Re: Mining Top K sequential rules
Date: May 13, 2014 02:29PM
Hi,
Here is the link to download the PDF of the powerpoint presentation:
http://www.philippe-fournier-viger.com/spmf/TOPSEQRULES_sequential_rules_pdf
If it still does not work, you may send me an e-mail at philippe.fv AT gmail.com and I can send it directly to your e-mail.
Note however that the powerpoint is not very detailed. It just gives the main points about the algorithm.
Yes, the rule {a, b, c}⇒{e, f, g} could be written as {b,a,c}⇒{g, f, e} and it would have the same meaning. But to make it easier to read, in the examples provided in the paper the letters are always alphabetically ordered. Note also that in the implementations letters are also alphabetically ordered. The reason is that it allows some optimizations (without any loss of generality).
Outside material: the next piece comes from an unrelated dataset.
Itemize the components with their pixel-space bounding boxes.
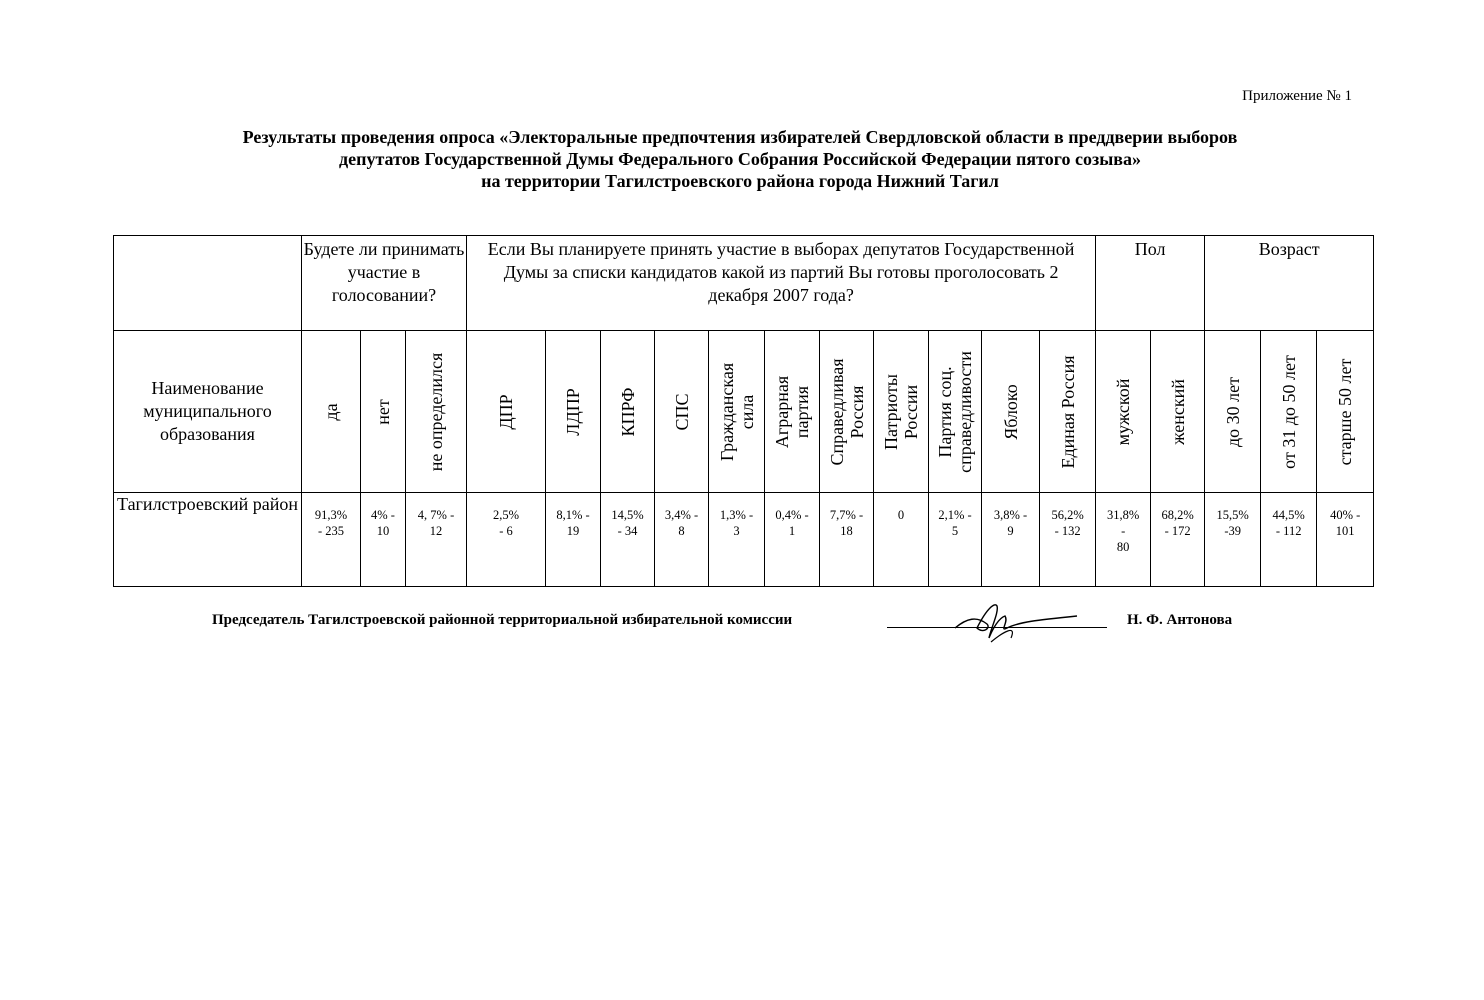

What is the utility? Well, sequential rules can be used to identify which items are followed by which items in a sequence with a high confidence. This may be used for example to perform prediction. For example, if you have some sequences of webpages visited by user, you may discover some rules such as page1, page2 --> page3, meaning that people who have visited page1 and page2 (in any order), will then visit page 3 with a given confidence. I have used this application as an example in this paper:
http://www.philippe-fournier-viger.com/sequential_rules_prediction_2012.pdf
Now, why mining the top-k rules? The reason is that sometimes it may be hard to decide what is the appropriate minsup threshold (it depends on your data). So using a top-k algorithm, you can say that you want to find only the k=1000 most frequent rules for example.
This is the main idea.
Best,